Re: [PATCH printk v1 16/18] kernel/panic: Add atomic write enforcement to warn/panic

From: Petr Mladek
Date: Thu Apr 13 2023 - 06:08:15 EST


On Thu 2023-03-02 21:02:16, John Ogness wrote:
> From: Thomas Gleixner <tglx@xxxxxxxxxxxxx>
>
> Invoke the atomic write enforcement functions for warn/panic to
> ensure that the information gets out to the consoles.
>
> For the panic case, add explicit intermediate atomic flush calls to
> ensure immediate flushing at important points.
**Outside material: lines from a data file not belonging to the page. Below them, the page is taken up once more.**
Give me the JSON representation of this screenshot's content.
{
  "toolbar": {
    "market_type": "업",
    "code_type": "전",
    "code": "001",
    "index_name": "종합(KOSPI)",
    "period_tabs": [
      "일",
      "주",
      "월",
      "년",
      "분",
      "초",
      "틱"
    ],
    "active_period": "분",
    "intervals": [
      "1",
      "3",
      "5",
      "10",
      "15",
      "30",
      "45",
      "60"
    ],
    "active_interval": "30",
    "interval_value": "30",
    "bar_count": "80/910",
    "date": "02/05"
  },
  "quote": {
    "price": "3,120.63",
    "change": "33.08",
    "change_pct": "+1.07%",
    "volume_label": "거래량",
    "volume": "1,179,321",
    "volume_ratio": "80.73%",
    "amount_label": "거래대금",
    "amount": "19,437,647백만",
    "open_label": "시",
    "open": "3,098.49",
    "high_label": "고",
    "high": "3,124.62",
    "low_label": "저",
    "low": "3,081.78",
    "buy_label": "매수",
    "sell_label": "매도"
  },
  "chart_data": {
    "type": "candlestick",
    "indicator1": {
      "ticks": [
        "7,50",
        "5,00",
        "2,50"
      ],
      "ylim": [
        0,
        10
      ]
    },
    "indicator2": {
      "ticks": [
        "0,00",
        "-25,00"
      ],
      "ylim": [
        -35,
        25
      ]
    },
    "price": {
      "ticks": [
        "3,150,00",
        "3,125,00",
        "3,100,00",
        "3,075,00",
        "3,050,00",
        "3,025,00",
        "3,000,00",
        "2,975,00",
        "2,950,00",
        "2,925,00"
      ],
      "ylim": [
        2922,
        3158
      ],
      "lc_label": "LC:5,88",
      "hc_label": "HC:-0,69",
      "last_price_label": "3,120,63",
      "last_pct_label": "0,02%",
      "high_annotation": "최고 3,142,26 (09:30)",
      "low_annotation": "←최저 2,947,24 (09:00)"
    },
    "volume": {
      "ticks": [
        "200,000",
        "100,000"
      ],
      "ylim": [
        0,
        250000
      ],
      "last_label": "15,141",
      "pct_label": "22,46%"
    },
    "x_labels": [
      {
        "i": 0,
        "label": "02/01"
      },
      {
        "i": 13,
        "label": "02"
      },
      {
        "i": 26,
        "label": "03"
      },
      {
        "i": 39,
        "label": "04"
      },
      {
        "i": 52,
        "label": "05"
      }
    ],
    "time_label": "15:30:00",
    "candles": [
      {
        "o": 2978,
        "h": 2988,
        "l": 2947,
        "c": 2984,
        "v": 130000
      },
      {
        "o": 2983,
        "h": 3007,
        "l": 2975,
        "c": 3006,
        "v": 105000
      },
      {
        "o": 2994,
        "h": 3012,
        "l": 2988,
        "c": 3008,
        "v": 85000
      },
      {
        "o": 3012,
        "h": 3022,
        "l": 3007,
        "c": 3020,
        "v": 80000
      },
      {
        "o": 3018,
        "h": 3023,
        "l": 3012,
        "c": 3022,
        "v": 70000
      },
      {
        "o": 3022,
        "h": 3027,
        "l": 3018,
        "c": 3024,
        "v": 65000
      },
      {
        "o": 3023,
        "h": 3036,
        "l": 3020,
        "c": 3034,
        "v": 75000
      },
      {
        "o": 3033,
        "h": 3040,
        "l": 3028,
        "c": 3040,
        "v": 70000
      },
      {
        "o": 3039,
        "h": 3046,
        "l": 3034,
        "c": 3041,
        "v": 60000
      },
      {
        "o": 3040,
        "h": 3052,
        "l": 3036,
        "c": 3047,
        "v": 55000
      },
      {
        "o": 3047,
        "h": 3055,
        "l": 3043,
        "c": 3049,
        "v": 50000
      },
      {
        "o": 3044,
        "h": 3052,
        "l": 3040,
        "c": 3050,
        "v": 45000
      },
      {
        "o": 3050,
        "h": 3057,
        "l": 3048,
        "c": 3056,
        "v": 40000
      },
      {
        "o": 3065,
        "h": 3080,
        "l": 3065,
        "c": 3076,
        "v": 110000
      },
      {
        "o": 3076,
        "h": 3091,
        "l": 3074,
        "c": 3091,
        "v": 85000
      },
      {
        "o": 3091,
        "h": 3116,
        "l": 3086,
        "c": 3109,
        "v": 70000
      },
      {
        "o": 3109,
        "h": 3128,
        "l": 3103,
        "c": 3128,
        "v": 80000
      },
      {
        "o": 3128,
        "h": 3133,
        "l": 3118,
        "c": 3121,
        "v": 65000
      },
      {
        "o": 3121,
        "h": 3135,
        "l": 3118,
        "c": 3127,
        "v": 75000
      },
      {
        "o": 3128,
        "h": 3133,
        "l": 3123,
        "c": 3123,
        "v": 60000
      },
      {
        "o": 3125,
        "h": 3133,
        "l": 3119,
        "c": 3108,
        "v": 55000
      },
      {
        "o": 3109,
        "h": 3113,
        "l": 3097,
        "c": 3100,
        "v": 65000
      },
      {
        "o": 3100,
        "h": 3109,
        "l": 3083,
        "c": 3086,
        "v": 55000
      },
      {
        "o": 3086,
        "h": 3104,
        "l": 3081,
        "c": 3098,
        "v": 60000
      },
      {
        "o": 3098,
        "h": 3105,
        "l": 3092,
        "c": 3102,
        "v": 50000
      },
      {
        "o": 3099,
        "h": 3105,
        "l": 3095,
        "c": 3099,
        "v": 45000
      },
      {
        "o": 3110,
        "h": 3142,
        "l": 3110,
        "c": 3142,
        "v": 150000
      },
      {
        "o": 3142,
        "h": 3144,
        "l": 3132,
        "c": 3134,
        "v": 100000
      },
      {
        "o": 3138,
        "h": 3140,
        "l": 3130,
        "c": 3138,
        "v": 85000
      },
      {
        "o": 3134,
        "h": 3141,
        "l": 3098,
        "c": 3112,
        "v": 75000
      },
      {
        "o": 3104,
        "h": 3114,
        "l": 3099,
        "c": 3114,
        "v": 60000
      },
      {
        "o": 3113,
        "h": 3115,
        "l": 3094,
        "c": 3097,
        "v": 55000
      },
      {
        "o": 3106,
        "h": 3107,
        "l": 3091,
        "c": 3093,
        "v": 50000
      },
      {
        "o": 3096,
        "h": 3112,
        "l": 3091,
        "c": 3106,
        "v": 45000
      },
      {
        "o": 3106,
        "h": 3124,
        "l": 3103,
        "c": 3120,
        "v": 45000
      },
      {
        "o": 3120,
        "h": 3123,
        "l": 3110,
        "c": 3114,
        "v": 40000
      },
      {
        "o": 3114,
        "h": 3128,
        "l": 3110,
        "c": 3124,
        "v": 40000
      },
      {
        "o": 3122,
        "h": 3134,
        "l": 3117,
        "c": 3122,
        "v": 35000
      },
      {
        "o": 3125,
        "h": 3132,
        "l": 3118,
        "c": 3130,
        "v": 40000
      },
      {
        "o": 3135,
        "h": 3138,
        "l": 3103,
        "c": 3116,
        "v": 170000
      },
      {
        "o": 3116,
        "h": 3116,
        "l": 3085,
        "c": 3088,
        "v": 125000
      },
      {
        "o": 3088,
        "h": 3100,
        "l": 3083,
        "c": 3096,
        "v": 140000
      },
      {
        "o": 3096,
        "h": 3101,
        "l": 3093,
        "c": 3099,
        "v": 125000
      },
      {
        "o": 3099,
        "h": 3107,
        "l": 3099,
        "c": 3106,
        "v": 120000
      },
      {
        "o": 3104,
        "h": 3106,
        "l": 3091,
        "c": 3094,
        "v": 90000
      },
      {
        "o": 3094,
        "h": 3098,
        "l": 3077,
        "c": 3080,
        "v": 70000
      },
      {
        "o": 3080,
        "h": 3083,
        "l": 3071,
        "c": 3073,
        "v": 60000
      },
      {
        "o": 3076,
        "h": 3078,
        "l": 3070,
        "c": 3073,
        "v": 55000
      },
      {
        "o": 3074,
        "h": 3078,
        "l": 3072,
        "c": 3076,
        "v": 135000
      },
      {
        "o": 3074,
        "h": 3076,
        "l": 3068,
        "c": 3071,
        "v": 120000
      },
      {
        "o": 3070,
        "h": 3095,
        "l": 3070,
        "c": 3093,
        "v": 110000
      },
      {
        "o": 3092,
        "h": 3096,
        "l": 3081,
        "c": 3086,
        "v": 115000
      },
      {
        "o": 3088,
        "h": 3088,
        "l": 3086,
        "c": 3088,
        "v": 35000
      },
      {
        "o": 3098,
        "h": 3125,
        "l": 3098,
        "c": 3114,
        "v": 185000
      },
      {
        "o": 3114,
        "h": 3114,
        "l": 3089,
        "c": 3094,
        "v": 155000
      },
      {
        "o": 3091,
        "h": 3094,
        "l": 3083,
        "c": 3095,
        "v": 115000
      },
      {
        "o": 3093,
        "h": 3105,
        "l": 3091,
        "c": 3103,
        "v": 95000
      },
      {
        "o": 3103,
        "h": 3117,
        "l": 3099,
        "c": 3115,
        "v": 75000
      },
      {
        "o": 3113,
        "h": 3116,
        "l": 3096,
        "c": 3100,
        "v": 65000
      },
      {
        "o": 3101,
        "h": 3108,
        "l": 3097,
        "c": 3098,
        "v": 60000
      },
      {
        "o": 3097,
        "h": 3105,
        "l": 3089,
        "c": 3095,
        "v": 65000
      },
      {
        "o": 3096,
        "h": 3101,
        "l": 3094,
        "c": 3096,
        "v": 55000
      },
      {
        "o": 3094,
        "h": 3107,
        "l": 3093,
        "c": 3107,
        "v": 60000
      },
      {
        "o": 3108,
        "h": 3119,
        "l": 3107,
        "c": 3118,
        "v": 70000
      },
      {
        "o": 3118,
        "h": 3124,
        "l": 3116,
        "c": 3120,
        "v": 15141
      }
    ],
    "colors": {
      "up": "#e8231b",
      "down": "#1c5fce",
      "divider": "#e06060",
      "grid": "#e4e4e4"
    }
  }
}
Otherwise the atomic
> flushing only occurs when dropping out of the elevated priority,
> which for panic may never happen.
>
> It is important to note that if there are any legacy consoles
> registered, they will be attempting to directly print from the
> printk-caller context, which may jeopardize the reliability of the
> atomic consoles. Optimally there should be no legacy consoles
> registered.
>
> --- a/kernel/panic.c
> +++ b/kernel/panic.c
> @@ -329,6 +332,8 @@ void panic(const char *fmt, ...)
> if (_crash_kexec_post_notifiers)
> __crash_kexec(NULL);
>
> + cons_atomic_flush(NULL, true);

Do we need to explicitly flush the messages here?

cons_atomic_flush() is called also from vprintk_emit(). And there are
many messages printed with the PANIC priority above.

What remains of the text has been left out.